SnpSift Intervals Index

Extract variants that intersect genomic intervals, optimized for very large VCF files with a relatively small number of query intervals.

Info

This is similar to SnpSift Intervals, but uses a file-indexing approach instead of loading the entire VCF into memory. Use this when your VCF file is too large to process with SnpSift intervals.

Usage

java -jar SnpSift.jar intidx [options] file.vcf file.bed > output.vcf
java -jar SnpSift.jar intidx [options] -i file.vcf chr:start-end [chr:start-end ...] > output.vcf
Options:
    -i        : Provide genomic intervals on the command line instead of a BED file.
                Coordinates are assumed to be 1-based.
    -if <N>   : Input coordinate offset for command-line intervals. Default: 0 (zero-based).
                When -i is used, this is automatically set to 1 (one-based).
                Has no effect on BED file parsing (BED is always 0-based).

Warning

The VCF file must be:

  • An uncompressed file on disk (not STDIN, not gzipped). The command uses random file access for binary search, which requires a seekable uncompressed file.
  • Sorted by position within each chromosome. The binary search algorithm assumes monotonically increasing positions. Unsorted files produce silently wrong results.

How it works

Instead of reading every line of the VCF, the command builds a byte-offset index of the file by chromosome using binary search on the raw file bytes. For each query interval, it seeks directly to the matching file region and dumps the overlapping VCF lines.
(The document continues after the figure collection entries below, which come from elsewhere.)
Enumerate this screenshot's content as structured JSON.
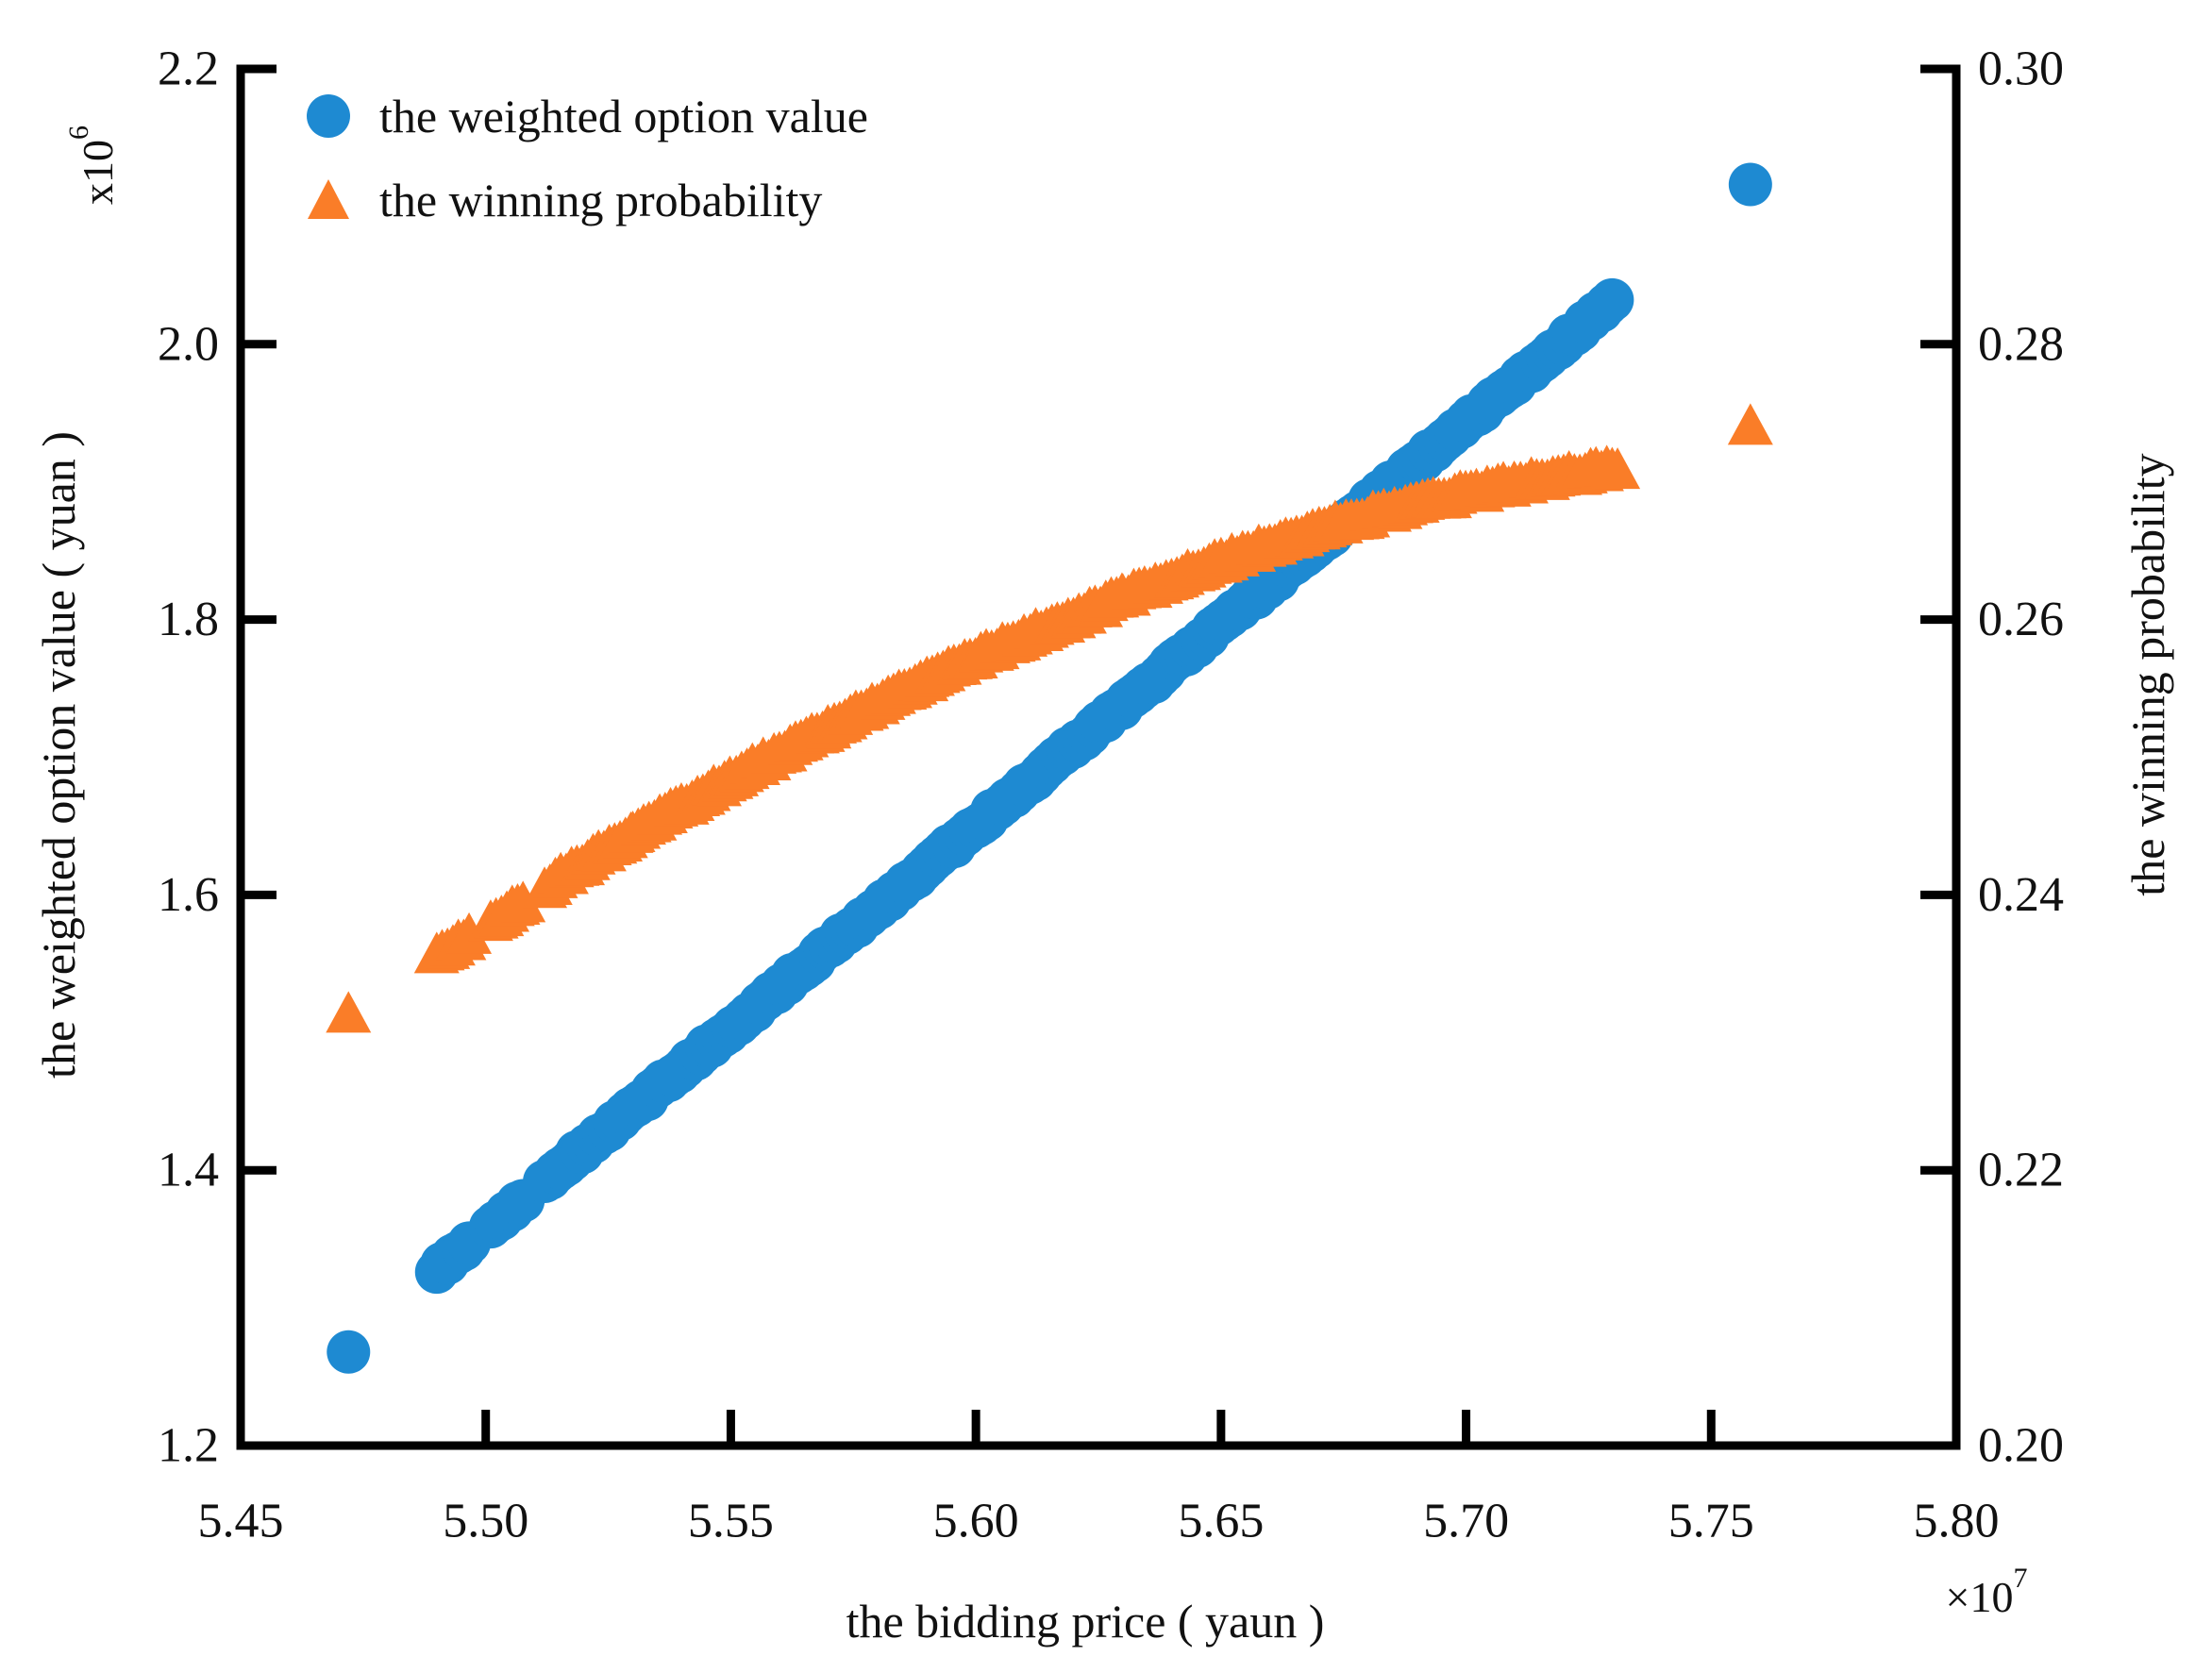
{
  "figure": {
    "background": "#ffffff",
    "text_color": "#111111",
    "frame_color": "#000000"
  },
  "legend": {
    "items": [
      {
        "label": "the weighted option value",
        "marker": "circle",
        "color": "#1E8AD2"
      },
      {
        "label": "the winning probability",
        "marker": "triangle",
        "color": "#FA7D28"
      }
    ]
  },
  "chart_data": {
    "type": "scatter",
    "title": "",
    "x_axis": {
      "label": "the bidding price ( yaun )",
      "multiplier_base": "×10",
      "multiplier_exp": "7",
      "range": [
        5.45,
        5.8
      ],
      "ticks": [
        5.45,
        5.5,
        5.55,
        5.6,
        5.65,
        5.7,
        5.75,
        5.8
      ],
      "tick_labels": [
        "5.45",
        "5.50",
        "5.55",
        "5.60",
        "5.65",
        "5.70",
        "5.75",
        "5.80"
      ]
    },
    "y_left_axis": {
      "label": "the weighted option value ( yuan )",
      "multiplier_base": "x10",
      "multiplier_exp": "6",
      "range": [
        1.2,
        2.2
      ],
      "ticks": [
        2.2,
        2.0,
        1.8,
        1.6,
        1.4,
        1.2
      ],
      "tick_labels": [
        "2.2",
        "2.0",
        "1.8",
        "1.6",
        "1.4",
        "1.2"
      ]
    },
    "y_right_axis": {
      "label": "the winning probability",
      "range": [
        0.2,
        0.3
      ],
      "ticks": [
        0.3,
        0.28,
        0.26,
        0.24,
        0.22,
        0.2
      ],
      "tick_labels": [
        "0.30",
        "0.28",
        "0.26",
        "0.24",
        "0.22",
        "0.20"
      ]
    },
    "series": [
      {
        "name": "the weighted option value",
        "axis": "left",
        "marker": "circle",
        "color": "#1E8AD2",
        "outliers": [
          [
            5.472,
            1.268
          ],
          [
            5.758,
            2.116
          ]
        ],
        "dense_segments": [
          [
            [
              5.49,
              1.327
            ],
            [
              5.497,
              1.348
            ]
          ],
          [
            [
              5.501,
              1.359
            ],
            [
              5.508,
              1.38
            ]
          ],
          [
            [
              5.512,
              1.392
            ],
            [
              5.73,
              2.031
            ]
          ]
        ]
      },
      {
        "name": "the winning probability",
        "axis": "right",
        "marker": "triangle",
        "color": "#FA7D28",
        "outliers": [
          [
            5.472,
            0.2313
          ],
          [
            5.758,
            0.274
          ]
        ],
        "dense_segments": [
          [
            [
              5.49,
              0.2355
            ],
            [
              5.497,
              0.2371
            ]
          ],
          [
            [
              5.501,
              0.238
            ],
            [
              5.508,
              0.2396
            ]
          ],
          [
            [
              5.512,
              0.2405
            ],
            [
              5.53,
              0.2444
            ],
            [
              5.55,
              0.2484
            ],
            [
              5.57,
              0.2521
            ],
            [
              5.59,
              0.2556
            ],
            [
              5.61,
              0.2587
            ],
            [
              5.63,
              0.2616
            ],
            [
              5.65,
              0.2642
            ],
            [
              5.67,
              0.2665
            ],
            [
              5.69,
              0.2684
            ],
            [
              5.71,
              0.2698
            ],
            [
              5.731,
              0.271
            ]
          ]
        ]
      }
    ]
  }
}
This makes it very fast for extracting a small number of intervals from huge VCF files, since most of the file is never read.

Only one BED file is accepted. If you need to combine multiple BED files, concatenate them beforehand.
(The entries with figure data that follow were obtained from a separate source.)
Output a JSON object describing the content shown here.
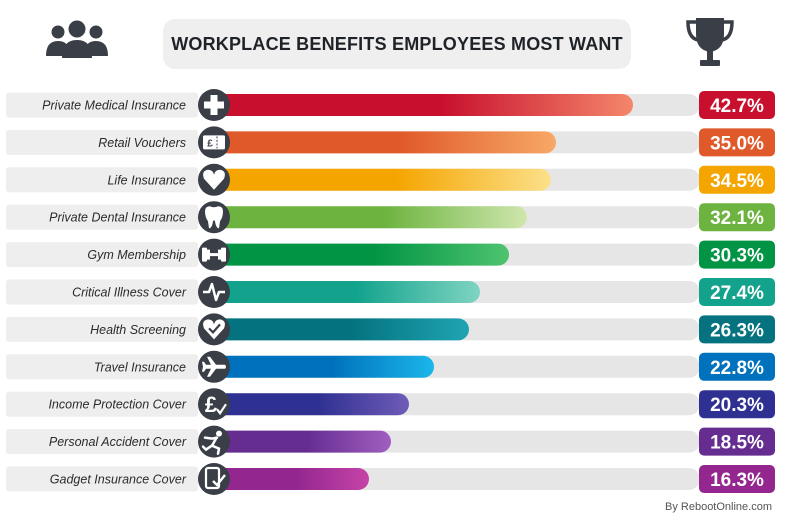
{
  "chart_data": {
    "type": "bar",
    "title": "WORKPLACE BENEFITS EMPLOYEES MOST WANT",
    "orientation": "horizontal",
    "unit": "%",
    "categories": [
      "Private Medical Insurance",
      "Retail Vouchers",
      "Life Insurance",
      "Private Dental Insurance",
      "Gym Membership",
      "Critical Illness Cover",
      "Health Screening",
      "Travel Insurance",
      "Income Protection Cover",
      "Personal Accident Cover",
      "Gadget Insurance Cover"
    ],
    "values": [
      42.7,
      35.0,
      34.5,
      32.1,
      30.3,
      27.4,
      26.3,
      22.8,
      20.3,
      18.5,
      16.3
    ],
    "value_labels": [
      "42.7%",
      "35.0%",
      "34.5%",
      "32.1%",
      "30.3%",
      "27.4%",
      "26.3%",
      "22.8%",
      "20.3%",
      "18.5%",
      "16.3%"
    ],
    "icons": [
      "medical-cross-icon",
      "voucher-icon",
      "heart-icon",
      "tooth-icon",
      "dumbbell-icon",
      "heartbeat-icon",
      "heart-check-icon",
      "airplane-icon",
      "pound-check-icon",
      "falling-person-icon",
      "phone-check-icon"
    ],
    "colors": [
      [
        "#c8102e",
        "#f4866a"
      ],
      [
        "#e0592a",
        "#f7a867"
      ],
      [
        "#f5a500",
        "#fbe08a"
      ],
      [
        "#6cb33f",
        "#cfe6ad"
      ],
      [
        "#009444",
        "#4fc36f"
      ],
      [
        "#13a38d",
        "#7fd4c2"
      ],
      [
        "#04737f",
        "#1fa4b3"
      ],
      [
        "#0071bc",
        "#1bb6ea"
      ],
      [
        "#2e3192",
        "#6f5bb7"
      ],
      [
        "#662d91",
        "#a05fc0"
      ],
      [
        "#93278f",
        "#c643a8"
      ]
    ],
    "track_color": "#e6e6e6",
    "label_bg_color": "#eeeeee",
    "icon_circle_color": "#3a3f47",
    "ylim": [
      0,
      50
    ]
  },
  "credit": "By RebootOnline.com",
  "header_icons": {
    "left": "people-icon",
    "right": "trophy-icon"
  }
}
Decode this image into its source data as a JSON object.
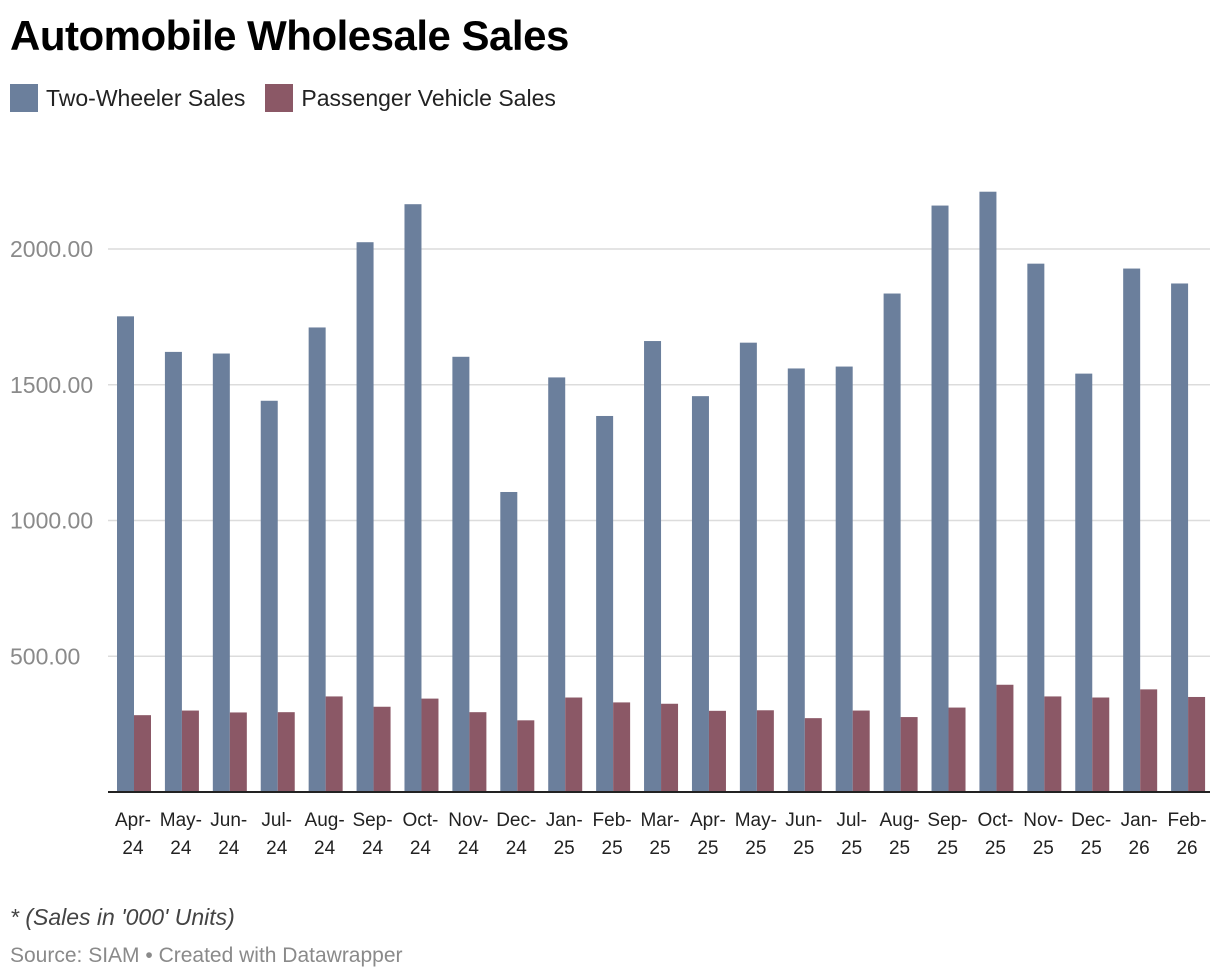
{
  "chart_data": {
    "type": "bar",
    "title": "Automobile Wholesale Sales",
    "categories": [
      "Apr-24",
      "May-24",
      "Jun-24",
      "Jul-24",
      "Aug-24",
      "Sep-24",
      "Oct-24",
      "Nov-24",
      "Dec-24",
      "Jan-25",
      "Feb-25",
      "Mar-25",
      "Apr-25",
      "May-25",
      "Jun-25",
      "Jul-25",
      "Aug-25",
      "Sep-25",
      "Oct-25",
      "Nov-25",
      "Dec-25",
      "Jan-26",
      "Feb-26"
    ],
    "series": [
      {
        "name": "Two-Wheeler Sales",
        "color": "#6b7f9c",
        "values": [
          1752,
          1621,
          1615,
          1441,
          1711,
          2025,
          2165,
          1603,
          1105,
          1527,
          1385,
          1661,
          1458,
          1655,
          1560,
          1567,
          1836,
          2160,
          2211,
          1946,
          1541,
          1928,
          1873
        ]
      },
      {
        "name": "Passenger Vehicle Sales",
        "color": "#8b5866",
        "values": [
          283,
          300,
          293,
          294,
          352,
          314,
          344,
          294,
          264,
          348,
          330,
          325,
          299,
          301,
          272,
          300,
          276,
          311,
          395,
          352,
          348,
          378,
          350
        ]
      }
    ],
    "yticks": [
      500,
      1000,
      1500,
      2000
    ],
    "ytick_labels": [
      "500.00",
      "1000.00",
      "1500.00",
      "2000.00"
    ],
    "ylim": [
      0,
      2400
    ],
    "xlabel": "",
    "ylabel": "",
    "legend_position": "top-left",
    "grid": true
  },
  "note": "* (Sales in '000' Units)",
  "source": "Source: SIAM • Created with Datawrapper"
}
Output is VCF format (with header) written to STDOUT. If two query intervals overlap, the same VCF lines may appear multiple times in the output (no deduplication). If an interval references a chromosome not present in the VCF, an error is printed to STDERR and the command continues with remaining intervals.

Examples

Extract variants in target regions:

java -jar SnpSift.jar intidx variants.vcf target_regions.bed > variants_on_target.vcf

Extract variants at specific genomic positions (1-based coordinates):

java -jar SnpSift.jar intidx -i variants.vcf chr1:12345-23456 chr2:3456789-4567890 > selected_variants.vcf

BED file format

BED files are tab-separated with 0-based coordinates (end position is exclusive). Only the first three columns are used (chr, start, end); additional columns are ignored. A minimum of two columns (chr, start) is required; if end is missing, it defaults to start. Header lines must start with #.